Published On: March 10, 2016

For the second week in a row, interest rates on residential loans have moved higher. And for the second week in a row, they could rise further.

For the week that ended on March 10, thirty-year fixed rates averaged 3.68 percent in Freddie Mac’s Primary Mortgage Market Survey.

That was four basis points worse than in the previous weekly report thanks mostly to a strong U.S. employment report for the month of February.

But long-term rates have improved from 3.86 percent during the same week in 2015.

Since the time Freddie’s survey was conducted, interest rates have risen further, according to MBSQuoteline Director Joe Farr.

A Mortgage Daily analysis of Treasury market activity suggests that fixed rates on home loans are likely to be around five BPS worse in the next survey from Freddie.

Nearly two-thirds of panelists surveyed by Bankrate.com for the week March 10 to March 16 agreed with Mortgage Daily’s forecast and predicted mortgage rates will increase by at least three BPS over the next week. Just over a fifth expected no changes, and 14 percent projected a decline.

But Bankrate.com Chief Financial Analyst Greg McBride sees little movement ahead for mortgage rates.

“With the Federal Reserve expected to keep interest rates on hold, don’t expect much movement in mortgage rates in the days leading up to the Fed meeting,” McBride said in a written statement Thursday.

Interest rates on jumbo mortgages were eight BPS lower than conforming rates in the U.S. Mortgage Market Index report from OpenClose and Mortgage Daily for the week ended March 4. The jumbo-conforming spread widened from from a negative seven BPS a week earlier.

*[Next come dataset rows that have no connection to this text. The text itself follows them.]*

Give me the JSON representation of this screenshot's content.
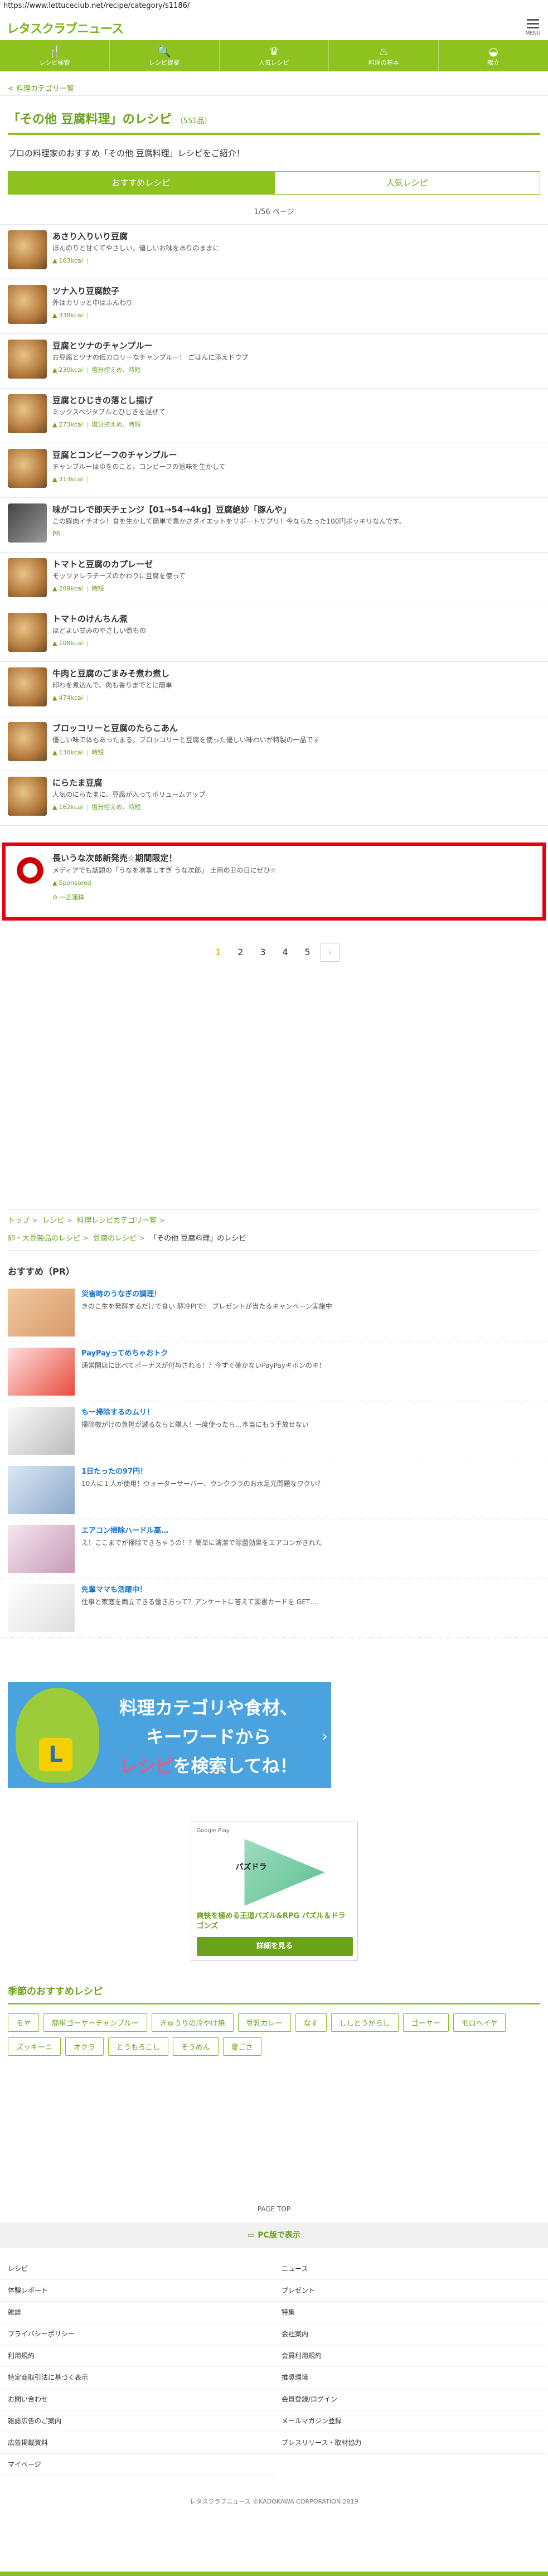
{
  "url": "https://www.lettuceclub.net/recipe/category/s1186/",
  "header": {
    "logo": "レタスクラブニュース",
    "menu_label": "MENU"
  },
  "nav": [
    {
      "label": "レシピ検索",
      "icon": "fork-knife-icon",
      "glyph": "🍴"
    },
    {
      "label": "レシピ提案",
      "icon": "search-icon",
      "glyph": "🔍"
    },
    {
      "label": "人気レシピ",
      "icon": "crown-icon",
      "glyph": "♛"
    },
    {
      "label": "料理の基本",
      "icon": "pot-icon",
      "glyph": "♨"
    },
    {
      "label": "献立",
      "icon": "bowl-icon",
      "glyph": "◒"
    }
  ],
  "back_link": "< 料理カテゴリ一覧",
  "title": "「その他 豆腐料理」のレシピ",
  "title_count": "（551品）",
  "lead": "プロの料理家のおすすめ「その他 豆腐料理」レシピをご紹介！",
  "tabs": [
    {
      "label": "おすすめレシピ"
    },
    {
      "label": "人気レシピ"
    }
  ],
  "page_info": "1/56 ページ",
  "recipes": [
    {
      "name": "あさり入りいり豆腐",
      "desc": "ほんのりと甘くてやさしい。優しいお味をありのままに",
      "kcal": "163kcal",
      "time": ""
    },
    {
      "name": "ツナ入り豆腐餃子",
      "desc": "外はカリッと中はふんわり",
      "kcal": "338kcal",
      "time": ""
    },
    {
      "name": "豆腐とツナのチャンプルー",
      "desc": "お豆腐とツナの低カロリーなチャンプルー！ ごはんに添えドウプ",
      "kcal": "230kcal",
      "time": "塩分控えめ、時短"
    },
    {
      "name": "豆腐とひじきの落とし揚げ",
      "desc": "ミックスベジタブルとひじきを混ぜて",
      "kcal": "273kcal",
      "time": "塩分控えめ、時短"
    },
    {
      "name": "豆腐とコンビーフのチャンプルー",
      "desc": "チャンプルーはゆをのこと。コンビーフの旨味を生かして",
      "kcal": "313kcal",
      "time": ""
    },
    {
      "name": "味がコレで即天チェンジ【01→54→4kg】豆腐絶妙「豚んや」",
      "desc": "この豚肉イチオシ！食を生かして簡単で豊かさダイエットをサポートサプリ！今ならたった100円ポッキリなんです。",
      "kcal": "",
      "time": "PR"
    },
    {
      "name": "トマトと豆腐のカプレーゼ",
      "desc": "モッツァレラチーズのかわりに豆腐を使って",
      "kcal": "209kcal",
      "time": "時短"
    },
    {
      "name": "トマトのけんちん煮",
      "desc": "ほどよい甘みのやさしい煮もの",
      "kcal": "108kcal",
      "time": ""
    },
    {
      "name": "牛肉と豆腐のごまみそ煮わ煮し",
      "desc": "印わを煮込んで、肉も香りまでとに簡単",
      "kcal": "474kcal",
      "time": ""
    },
    {
      "name": "ブロッコリーと豆腐のたらこあん",
      "desc": "優しい味で体もあったまる。ブロッコリーと豆腐を使った優しい味わいが特製の一品です",
      "kcal": "136kcal",
      "time": "時短"
    },
    {
      "name": "にらたま豆腐",
      "desc": "人気のにらたまに、豆腐が入ってボリュームアップ",
      "kcal": "162kcal",
      "time": "塩分控えめ、時短"
    }
  ],
  "ad": {
    "name": "長いうな次郎新発売☆期間限定！",
    "desc": "メディアでも話題の「うなを凛事しすぎ うな次郎」",
    "desc2": "土用の丑の日にぜひ☆",
    "sponsor": "Sponsored",
    "link": "一正蒲鉾"
  },
  "pager": {
    "pages": [
      "1",
      "2",
      "3",
      "4",
      "5"
    ],
    "next": "›"
  },
  "breadcrumb": {
    "line1": [
      "トップ",
      "レシピ",
      "料理レシピカテゴリ一覧"
    ],
    "line2": [
      "卵・大豆製品のレシピ",
      "豆腐のレシピ"
    ],
    "current": "「その他 豆腐料理」のレシピ"
  },
  "pr_title": "おすすめ（PR）",
  "pr_items": [
    {
      "title": "災害時のうなぎの調理！",
      "desc": "きのこ生を発酵するだけで食い 酵冷PIで！ プレゼントが当たるキャンペーン実施中"
    },
    {
      "title": "PayPayってめちゃおトク",
      "desc": "通常開店に比べてポーナスが付与される！？今すぐ確かないPayPayキボンのキ！"
    },
    {
      "title": "もー掃除するのムリ！",
      "desc": "掃除機がけの負担が減るならと購入！一度使ったら…本当にもう手放せない"
    },
    {
      "title": "1日たったの97円！",
      "desc": "10人に１人が使用！ウォーターサーバー、ウンクララのお水足元問題なワクい？"
    },
    {
      "title": "エアコン掃除ハードル高…",
      "desc": "え！ここまでが掃除できちゃうの！？簡単に清潔で除菌効果をエアコンがきれた"
    },
    {
      "title": "先輩ママも活躍中！",
      "desc": "仕事と家庭を両立できる働き方って？アンケートに答えて図書カードを GET…"
    }
  ],
  "banner": {
    "line1": "料理カテゴリや食材、",
    "line2": "キーワードから",
    "line3a": "レシピ",
    "line3b": "を検索してね！",
    "logo": "L"
  },
  "game_ad": {
    "store": "Google Play",
    "title": "パズドラ",
    "desc": "爽快を極める王道パズル&RPG パズル＆ドラゴンズ",
    "button": "詳細を見る"
  },
  "season_title": "季節のおすすめレシピ",
  "season_tags": [
    "モヤ",
    "簡単ゴーヤーチャンプルー",
    "きゅうりの冷やけ焼",
    "豆乳カレー",
    "なす",
    "ししとうがらし",
    "ゴーヤー",
    "モロヘイヤ",
    "ズッキーニ",
    "オクラ",
    "とうもろこし",
    "そうめん",
    "夏ごさ"
  ],
  "page_top": "PAGE TOP",
  "pc_view": "PC版で表示",
  "footer": [
    "レシピ",
    "ニュース",
    "体験レポート",
    "プレゼント",
    "雑誌",
    "特集",
    "プライバシーポリシー",
    "会社案内",
    "利用規約",
    "会員利用規約",
    "特定商取引法に基づく表示",
    "推奨環境",
    "お問い合わせ",
    "会員登録/ログイン",
    "雑誌広告のご案内",
    "メールマガジン登録",
    "広告掲載資料",
    "プレスリリース・取材協力",
    "マイページ"
  ],
  "copyright": "レタスクラブニュース ©KADOKAWA CORPORATION 2019",
  "colors": {
    "brand": "#8dc21f",
    "brand_text": "#6aa21b",
    "ad_border": "#e60012"
  }
}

Freddie’s survey had 15-year fixed rates averaging 2.96 percent, just two BPS more than seven days earlier. The spread between 15- and 30-year rates widened to 72 BPS from 70 BPS one week earlier.

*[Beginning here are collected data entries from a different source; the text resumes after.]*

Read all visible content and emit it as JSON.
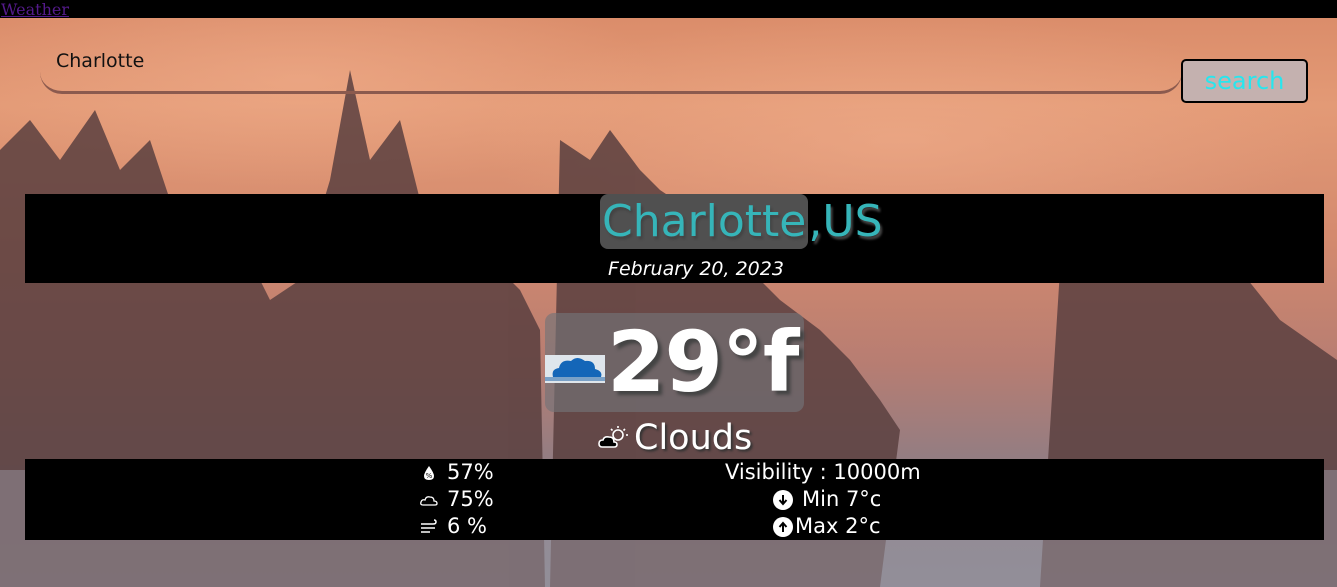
{
  "nav": {
    "link_label": "Weather"
  },
  "search": {
    "value": "Charlotte",
    "button_label": "search"
  },
  "location": {
    "city": "Charlotte",
    "country": ",US",
    "date": "February 20, 2023"
  },
  "current": {
    "temperature": "29°f",
    "condition": "Clouds",
    "icon": "clouds-icon",
    "condition_icon": "cloudy-sun-icon"
  },
  "details": {
    "humidity": "57%",
    "cloudiness": "75%",
    "wind": "6 %",
    "visibility": "Visibility : 10000m",
    "min": "Min 7°c",
    "max": "Max 2°c"
  },
  "colors": {
    "accent": "#36b5b9",
    "button_text": "#27e6ee",
    "band": "#000000"
  }
}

At 2.92 percent in Freddie’s latest report, five-year, Treasury-indexed, hybrid, adjustable-rate mortgages were eight BPS worse than a week previous.

One-year ARM rates were 2.81 percent as of March 10, according to HSH.com. The one year averaged 2.58 percent seven days prior.

Freddie previously reported the one-year ARM at 2.46 percent for the week ended March 12, 2015.

The index for the one-year ARM, the yield on the one-year Treasury, closed Thursday at 0.69 percent, rising again from the prior week, when the yield was 0.65 percent.

At 0.90 percent as of March 9, the six-month London Interbank Offered Rate — or LIBOR — was two BPS more than in last week’s report.

ARM share fell to 6.7 percent in the latest Mortgage Market Index report from 9.9 percent a week earlier.